She purchased souvenir playing cards from the Borgata, identical to the ones used on the casino floor save for holes punched in the center. She discovered that patterns on card backs, designed to be symmetrical, were not perfectly so. Sun trained herself to identify aberrations along the left or right margins of the card backs, no wider than 1/32 of an inch, the Times reported. (“Sun’s mental acumen in distinguishing the minute differences in the patterns on the back of the playing cards is remarkable,” Hillman noted.) So prepared, she helped Ivey on his way to millions.

The technique Ivey and Sun used was called edge-sorting. Sun was allowed to peek at the card before the dealer flipped it over. In Mandarin, she would ask the dealer to rotate the most valuable cards in the baccarat deck — the sixes through nines — 180 degrees as they were flipped. The automatic shuffler could randomize the cards, but would not alter their rotation.

“Baccarat is a casino game well known for unique and superstitious rituals,” Hillman noted in an October opinion. “Thus, Sun telling the dealer to turn a card in a certain way did not raise any red flags for Borgata.”

With the deck sorted, it was possible for Sun to identify which cards had been rotated. The pair therefore knew the values of the cards while they were being dealt, before completing bets. Ivey adjusted his bets, and once the pair edge-sorted the entire deck, he increased his bids to the maximum allowed.

“The defendants not only shifted the odds to their favor, it is undisputed they won and won big,” Hillman wrote in his December opinion awarding Borgata the $10 million.

It wasn’t fraud, however, because they did not break the rules of baccarat, he determined. Those rules “do not prohibit a player from manipulating the cards.” Nor were they obligated, as the casino claimed, to explain why they wanted the dealer to behave in a certain way.

Instead, the judge ruled Ivey and a partner did break the rules of New Jersey’s Casino Control Act and thus “breached their contract with Borgata.” In December, the judge ordered the pair to return $10.1 million to Borgata, reflecting the baccarat cash as well as $500,000 won using some of the winnings at craps.

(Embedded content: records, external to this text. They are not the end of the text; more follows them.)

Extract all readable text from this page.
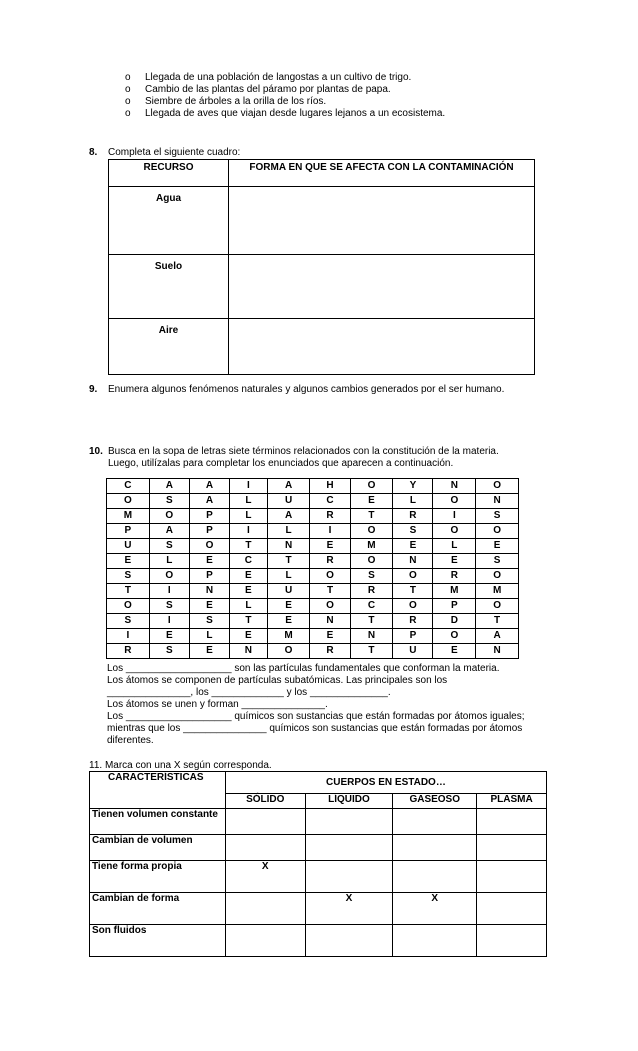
o Llegada de una población de langostas a un cultivo de trigo.
o Cambio de las plantas del páramo por plantas de papa.
o Siembre de árboles a la orilla de los ríos.
o Llegada de aves que viajan desde lugares lejanos a un ecosistema.
8. Completa el siguiente cuadro:
RECURSO	FORMA EN QUE SE AFECTA CON LA CONTAMINACIÓN
Agua	
Suelo	
Aire	
9. Enumera algunos fenómenos naturales y algunos cambios generados por el ser humano.
10. Busca en la sopa de letras siete términos relacionados con la constitución de la materia.
Luego, utilízalas para completar los enunciados que aparecen a continuación.
C	A	A	I	A	H	O	Y	N	O
O	S	A	L	U	C	E	L	O	N
M	O	P	L	A	R	T	R	I	S
P	A	P	I	L	I	O	S	O	O
U	S	O	T	N	E	M	E	L	E
E	L	E	C	T	R	O	N	E	S
S	O	P	E	L	O	S	O	R	O
T	I	N	E	U	T	R	T	M	M
O	S	E	L	E	O	C	O	P	O
S	I	S	T	E	N	T	R	D	T
I	E	L	E	M	E	N	P	O	A
R	S	E	N	O	R	T	U	E	N
Los ___________________ son las partículas fundamentales que conforman la materia.
Los átomos se componen de partículas subatómicas. Las principales son los
_______________, los _____________ y los ______________.
Los átomos se unen y forman _______________.
Los ___________________ químicos son sustancias que están formadas por átomos iguales;
mientras que los _______________ químicos son sustancias que están formadas por átomos
diferentes.
11. Marca con una X según corresponda.
CARACTERÍSTICAS	CUERPOS EN ESTADO…			
	SÓLIDO	LÍQUIDO	GASEOSO	PLASMA
Tienen volumen constante				
Cambian de volumen				
Tiene forma propia	X			
Cambian de forma		X	X	
Son fluidos				
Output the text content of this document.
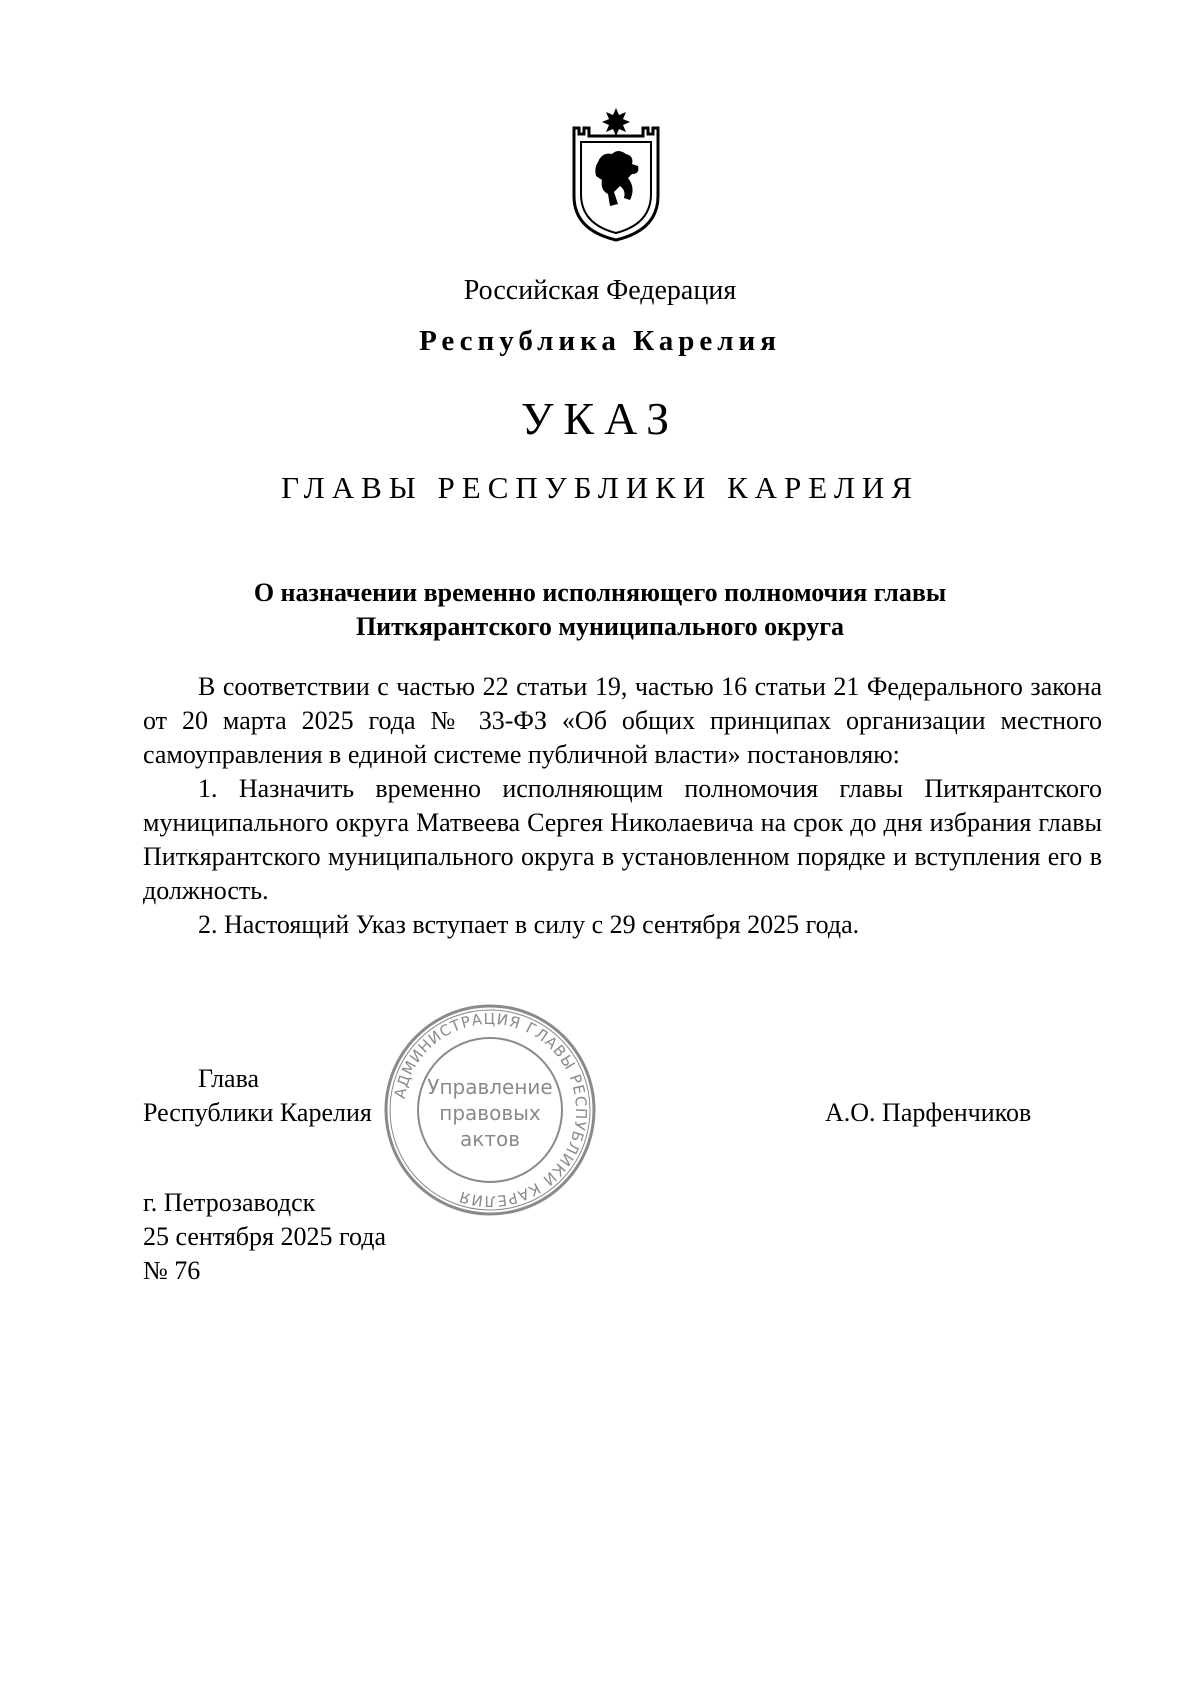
Российская Федерация
Республика Карелия
УКАЗ
ГЛАВЫ РЕСПУБЛИКИ КАРЕЛИЯ
О назначении временно исполняющего полномочия главы
Питкярантского муниципального округа

В соответствии с частью 22 статьи 19, частью 16 статьи 21 Федерального закона от 20 марта 2025 года № 33-ФЗ «Об общих принципах организации местного самоуправления в единой системе публичной власти» постановляю:

1. Назначить временно исполняющим полномочия главы Питкярантского муниципального округа Матвеева Сергея Николаевича на срок до дня избрания главы Питкярантского муниципального округа в установленном порядке и вступления его в должность.

2. Настоящий Указ вступает в силу с 29 сентября 2025 года.

Глава
Республики Карелия	А.О. Парфенчиков
АДМИНИСТРАЦИЯ ГЛАВЫ РЕСПУБЛИКИ КАРЕЛИЯ
Управление
правовых
актов
г. Петрозаводск
25 сентября 2025 года
№ 76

“By using cards they caused to be maneuvered in order to identify their value only to them,” the judge wrote, “Ivey and Sun adjusted the odds of Baccarat in their favor. This is in complete contravention of the fundamental purpose of legalized gambling as set forth by [New Jersey’s Casino Control Commission.]  Ivey and Sun’s violation . . . constitutes a breach of their mutual obligation with Borgata to play by the rules” of the state’s law.

As The Washington Post reported in 2014, Ivey and Sun relied on the same method in a London casino. The casino refused to pay the pair, and a British judge declared that edge-sorting was cheating. (It was the London casino’s decision to withhold Ivey’s winnings that tipped off Borgata in October 2o12.)

Ivey’s attorney Ed Jacobs emphasized that Hillman did not describe the poker player’s actions as fraud. “What this ruling says is a player is prohibited from combining his skill and intellect and visual acuity to beat the casino at its own game,” the lawyer said, according to the Associated Press. “The casino agreed to every single accommodation requested by Phil Ivey in his four visits because they were eager to try to win his money.” The gambler was only using observation, the defense went, and rotating the cards was within the rules of the game. Jacobs added Ivey will appeal the ruling.

As for the $250,000 worth of comped goods and services that Borgata gave to Ivey and Sun, Hillman concluded that they did not owe the casino restitution. “Because the ‘comps’ were not tied to an obligation that Ivey win or lose, or do anything in particular except to visit Borgata,” he wrote, “Borgata is not entitled to the return of the value of those ‘comps’ as part of its breach of contract damages.”